8. Accordingly, having paid his worship to the goddess, and propitiated her with sacrifices and prayers, he returned to Ancyra; and as he was proceeding on this way from thence he was disturbed by a multitude; some violently demanding the restoration of what had been taken from them, others complaining that they had been unjustly attached to different courts; some, regardless of the risk they ran, tried to enrage him against their adversaries, by charging them with treason.

9. But he, a sterner judge than Cassius or Lycurgus, weighed the charges with justice, and gave each his due; never being swayed from the truth, but very severe to calumniators, whom he hated, because he himself, while still a private individual and of low estate, had often experienced the petulant frenzy of many in a way which placed him in great danger.

10. And though there are many other examples of his patience in such matters, it will suffice to relate one here. A certain man laid an information against his enemy, with whom he had a most bitter quarrel, affirming that he had been guilty of outrage and sedition; and when the emperor concealed his own opinion, he renewed the charge for several days, and when at last he was asked who the man was whom he was accusing, he replied, a rich citizen. When the emperor heard this he smiled and said, "What proof led you to the discovery of this conduct of his?" He replied, "The man has had made for himself a purple silk robe."
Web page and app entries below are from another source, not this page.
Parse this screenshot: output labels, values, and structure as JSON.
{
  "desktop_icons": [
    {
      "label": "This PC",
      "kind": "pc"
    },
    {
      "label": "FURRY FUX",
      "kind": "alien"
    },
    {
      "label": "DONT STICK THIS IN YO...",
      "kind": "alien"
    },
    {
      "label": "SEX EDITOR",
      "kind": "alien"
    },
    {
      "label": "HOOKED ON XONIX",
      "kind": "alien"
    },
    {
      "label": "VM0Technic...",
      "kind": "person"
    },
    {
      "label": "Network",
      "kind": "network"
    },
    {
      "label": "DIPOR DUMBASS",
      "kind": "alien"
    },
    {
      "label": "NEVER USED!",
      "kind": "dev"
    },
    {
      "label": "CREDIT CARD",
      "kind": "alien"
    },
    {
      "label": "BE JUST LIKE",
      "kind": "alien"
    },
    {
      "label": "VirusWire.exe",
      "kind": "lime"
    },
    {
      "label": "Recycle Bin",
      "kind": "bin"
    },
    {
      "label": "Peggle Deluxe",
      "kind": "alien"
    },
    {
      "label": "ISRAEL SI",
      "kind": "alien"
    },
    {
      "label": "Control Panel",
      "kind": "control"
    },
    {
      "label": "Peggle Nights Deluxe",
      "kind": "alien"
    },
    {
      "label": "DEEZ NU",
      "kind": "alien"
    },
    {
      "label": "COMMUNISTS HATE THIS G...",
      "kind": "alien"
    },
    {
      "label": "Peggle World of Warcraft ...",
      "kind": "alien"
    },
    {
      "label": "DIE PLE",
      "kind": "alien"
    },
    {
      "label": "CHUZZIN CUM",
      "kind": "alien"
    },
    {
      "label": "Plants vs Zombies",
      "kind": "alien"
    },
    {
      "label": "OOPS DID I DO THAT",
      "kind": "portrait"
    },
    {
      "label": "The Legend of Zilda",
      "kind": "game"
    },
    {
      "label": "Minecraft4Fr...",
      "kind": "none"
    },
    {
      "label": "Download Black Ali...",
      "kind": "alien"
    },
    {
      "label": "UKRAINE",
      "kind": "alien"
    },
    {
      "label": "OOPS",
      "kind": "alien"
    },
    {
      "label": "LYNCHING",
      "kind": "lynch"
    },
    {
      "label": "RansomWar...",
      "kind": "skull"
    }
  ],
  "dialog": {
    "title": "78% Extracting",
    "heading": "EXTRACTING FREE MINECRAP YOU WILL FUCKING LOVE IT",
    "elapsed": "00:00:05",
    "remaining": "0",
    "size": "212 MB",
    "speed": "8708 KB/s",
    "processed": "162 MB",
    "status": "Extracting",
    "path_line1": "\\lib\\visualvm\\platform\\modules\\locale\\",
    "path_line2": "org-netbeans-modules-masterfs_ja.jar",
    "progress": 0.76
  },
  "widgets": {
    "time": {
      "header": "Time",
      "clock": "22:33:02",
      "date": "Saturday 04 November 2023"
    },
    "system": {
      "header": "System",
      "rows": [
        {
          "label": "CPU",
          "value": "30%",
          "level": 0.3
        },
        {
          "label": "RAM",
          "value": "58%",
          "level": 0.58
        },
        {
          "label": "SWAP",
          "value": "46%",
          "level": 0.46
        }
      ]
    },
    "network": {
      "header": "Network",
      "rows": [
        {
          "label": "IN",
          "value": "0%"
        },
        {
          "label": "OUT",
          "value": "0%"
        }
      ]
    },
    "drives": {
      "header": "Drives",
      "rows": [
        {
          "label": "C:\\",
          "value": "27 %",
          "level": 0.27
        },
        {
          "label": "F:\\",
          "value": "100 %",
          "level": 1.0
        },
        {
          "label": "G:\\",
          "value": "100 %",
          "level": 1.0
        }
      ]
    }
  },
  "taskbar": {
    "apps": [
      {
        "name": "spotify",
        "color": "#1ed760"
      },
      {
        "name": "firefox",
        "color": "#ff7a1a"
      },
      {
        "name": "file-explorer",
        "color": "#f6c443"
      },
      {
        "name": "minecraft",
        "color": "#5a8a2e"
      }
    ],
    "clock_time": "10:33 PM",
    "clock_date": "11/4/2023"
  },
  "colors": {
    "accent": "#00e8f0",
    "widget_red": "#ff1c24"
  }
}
11. And on this, being ordered to depart in silence, and though unpunished as a low fellow who was accusing one of his own class of too difficult an enterprise to be believed, he nevertheless insisted on the truth of the accusation, till Julian, being wearied by his pertinacity, said to the treasurer, whom he saw near him, "Bid them give this dangerous chatterer some purple shoes to take to his enemy, who, as he gives me to understood, has made himself a robe of that colour; that so he may know how little a worthless piece of cloth can help a man, without the greatest strength."
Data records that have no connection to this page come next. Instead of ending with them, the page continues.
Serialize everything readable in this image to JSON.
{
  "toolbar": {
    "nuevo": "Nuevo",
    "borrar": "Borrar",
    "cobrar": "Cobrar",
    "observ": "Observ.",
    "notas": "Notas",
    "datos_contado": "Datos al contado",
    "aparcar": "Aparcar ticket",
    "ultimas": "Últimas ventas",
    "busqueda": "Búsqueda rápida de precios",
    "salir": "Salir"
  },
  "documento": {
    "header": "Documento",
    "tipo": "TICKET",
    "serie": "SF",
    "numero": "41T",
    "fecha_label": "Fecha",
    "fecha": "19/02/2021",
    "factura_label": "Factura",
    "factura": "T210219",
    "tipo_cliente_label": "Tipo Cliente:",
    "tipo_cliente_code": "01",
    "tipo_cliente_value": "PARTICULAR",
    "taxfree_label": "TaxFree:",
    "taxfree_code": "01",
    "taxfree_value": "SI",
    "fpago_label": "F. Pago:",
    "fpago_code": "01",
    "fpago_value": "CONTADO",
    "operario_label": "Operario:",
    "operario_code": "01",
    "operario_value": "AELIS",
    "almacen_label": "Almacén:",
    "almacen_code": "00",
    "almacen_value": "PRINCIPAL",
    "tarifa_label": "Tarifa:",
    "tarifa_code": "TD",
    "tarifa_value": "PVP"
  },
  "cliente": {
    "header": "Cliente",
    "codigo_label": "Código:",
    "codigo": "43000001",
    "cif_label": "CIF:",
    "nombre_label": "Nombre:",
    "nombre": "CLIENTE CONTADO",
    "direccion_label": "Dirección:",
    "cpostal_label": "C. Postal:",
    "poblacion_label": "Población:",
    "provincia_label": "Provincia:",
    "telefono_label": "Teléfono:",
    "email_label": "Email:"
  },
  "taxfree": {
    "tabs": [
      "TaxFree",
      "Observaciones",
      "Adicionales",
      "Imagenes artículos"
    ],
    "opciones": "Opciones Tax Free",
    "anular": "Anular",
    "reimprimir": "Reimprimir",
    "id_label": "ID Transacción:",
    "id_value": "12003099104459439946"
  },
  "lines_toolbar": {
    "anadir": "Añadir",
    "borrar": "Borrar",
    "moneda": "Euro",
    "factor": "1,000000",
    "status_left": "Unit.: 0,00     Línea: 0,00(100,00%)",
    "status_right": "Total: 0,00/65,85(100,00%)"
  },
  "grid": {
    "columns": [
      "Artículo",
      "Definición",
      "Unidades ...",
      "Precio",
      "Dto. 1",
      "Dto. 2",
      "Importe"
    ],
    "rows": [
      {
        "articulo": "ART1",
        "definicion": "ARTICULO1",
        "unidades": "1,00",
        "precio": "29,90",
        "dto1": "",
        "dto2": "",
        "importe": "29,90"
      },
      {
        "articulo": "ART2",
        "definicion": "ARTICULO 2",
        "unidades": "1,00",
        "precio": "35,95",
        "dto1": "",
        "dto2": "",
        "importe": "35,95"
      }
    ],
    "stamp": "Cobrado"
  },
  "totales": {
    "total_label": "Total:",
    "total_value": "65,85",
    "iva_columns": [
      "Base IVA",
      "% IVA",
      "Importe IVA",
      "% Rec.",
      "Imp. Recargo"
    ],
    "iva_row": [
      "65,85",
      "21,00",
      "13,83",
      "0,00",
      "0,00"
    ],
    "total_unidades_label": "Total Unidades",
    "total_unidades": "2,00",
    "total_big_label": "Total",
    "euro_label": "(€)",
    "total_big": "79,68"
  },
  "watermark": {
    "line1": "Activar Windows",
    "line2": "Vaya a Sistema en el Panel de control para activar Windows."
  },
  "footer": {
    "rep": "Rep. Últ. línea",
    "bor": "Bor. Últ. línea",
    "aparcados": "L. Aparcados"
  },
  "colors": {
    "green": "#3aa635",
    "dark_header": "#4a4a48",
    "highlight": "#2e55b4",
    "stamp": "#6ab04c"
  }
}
12. But as such conduct as this is praiseworthy and deserving the imitation of virtuous rulers, so it was a sad thing and deserving of censure, that in his time it was very hard for any one who was accused by any magistrate to obtain justice, however fortified he might be by privileges, or the number of his campaigns, or by a host of friends. So that many persons being alarmed bought off all such annoyances by secret bribes.
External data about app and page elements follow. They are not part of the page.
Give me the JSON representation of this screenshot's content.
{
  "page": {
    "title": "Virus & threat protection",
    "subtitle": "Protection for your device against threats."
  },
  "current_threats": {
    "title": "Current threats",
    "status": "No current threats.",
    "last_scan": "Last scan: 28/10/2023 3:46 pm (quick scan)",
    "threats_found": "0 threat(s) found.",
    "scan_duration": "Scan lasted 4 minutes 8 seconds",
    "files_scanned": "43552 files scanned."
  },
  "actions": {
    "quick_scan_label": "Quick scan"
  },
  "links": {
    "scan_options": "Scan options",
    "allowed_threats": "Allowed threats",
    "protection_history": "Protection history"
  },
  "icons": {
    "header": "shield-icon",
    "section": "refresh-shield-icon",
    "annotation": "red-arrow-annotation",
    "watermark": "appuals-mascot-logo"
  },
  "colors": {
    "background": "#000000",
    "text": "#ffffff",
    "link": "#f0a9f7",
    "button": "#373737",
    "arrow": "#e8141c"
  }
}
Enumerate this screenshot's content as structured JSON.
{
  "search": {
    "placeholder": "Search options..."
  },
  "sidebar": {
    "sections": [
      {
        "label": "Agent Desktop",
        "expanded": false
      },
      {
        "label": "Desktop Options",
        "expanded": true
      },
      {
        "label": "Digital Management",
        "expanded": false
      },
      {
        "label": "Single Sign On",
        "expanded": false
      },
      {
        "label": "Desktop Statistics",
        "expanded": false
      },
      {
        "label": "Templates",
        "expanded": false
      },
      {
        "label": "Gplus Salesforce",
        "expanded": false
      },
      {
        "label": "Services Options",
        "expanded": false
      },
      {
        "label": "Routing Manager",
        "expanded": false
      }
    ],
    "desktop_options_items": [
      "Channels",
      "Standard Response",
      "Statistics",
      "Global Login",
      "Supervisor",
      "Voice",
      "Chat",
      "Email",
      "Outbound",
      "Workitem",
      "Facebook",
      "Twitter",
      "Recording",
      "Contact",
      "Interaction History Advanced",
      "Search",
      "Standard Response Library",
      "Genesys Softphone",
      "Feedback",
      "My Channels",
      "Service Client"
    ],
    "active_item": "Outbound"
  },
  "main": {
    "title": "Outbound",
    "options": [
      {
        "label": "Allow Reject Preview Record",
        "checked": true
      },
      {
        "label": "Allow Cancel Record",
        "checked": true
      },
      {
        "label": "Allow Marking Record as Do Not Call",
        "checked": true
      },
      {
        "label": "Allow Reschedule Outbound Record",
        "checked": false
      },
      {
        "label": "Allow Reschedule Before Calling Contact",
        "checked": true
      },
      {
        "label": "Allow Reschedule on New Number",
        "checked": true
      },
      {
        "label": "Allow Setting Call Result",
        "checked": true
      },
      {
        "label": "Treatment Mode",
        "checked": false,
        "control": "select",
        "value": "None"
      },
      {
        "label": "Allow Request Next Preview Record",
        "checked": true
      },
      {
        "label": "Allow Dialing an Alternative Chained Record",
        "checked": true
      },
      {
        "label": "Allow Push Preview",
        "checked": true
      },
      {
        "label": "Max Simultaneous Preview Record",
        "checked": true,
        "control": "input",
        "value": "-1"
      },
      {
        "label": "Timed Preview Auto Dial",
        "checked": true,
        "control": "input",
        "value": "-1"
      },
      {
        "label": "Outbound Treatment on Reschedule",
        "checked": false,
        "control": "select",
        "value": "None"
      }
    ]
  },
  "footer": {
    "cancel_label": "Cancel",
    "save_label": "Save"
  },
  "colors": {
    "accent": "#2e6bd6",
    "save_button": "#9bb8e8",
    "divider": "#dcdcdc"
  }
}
13. Therefore, when after a long journey he had reached Pylæ, a place on the frontiers of Cappadocia and Cilicia, he received the ruler of the province, Celsus, already known to him by his Attic studies, with a kiss, and taking him up into his chariot conducted him with him into Tarsus.

14. From hence, desiring to see Antioch, the splendid metropolis of the East, he went thither by the usual stages, and when he came near the city he was received as if he had been a god, with public prayers, so that he marvelled at the voices of the vast multitude, who cried out that he had come to shine like a star on the Eastern regions.

15. It happened that just at that time, the annual period for the celebration of the festival of Adonis, according to the old fashion, came round; the story being, as the poets relate, that Adonis had been loved by Venus, and slain by a boar's tusk, which is an emblem of the fruits of the earth being cut down in their prime. And it appeared a sad thing that when the emperor was now for the first time making his entrance into a splendid city, the abode of princes, wailing lamentations and sounds of mourning should be heard in every direction.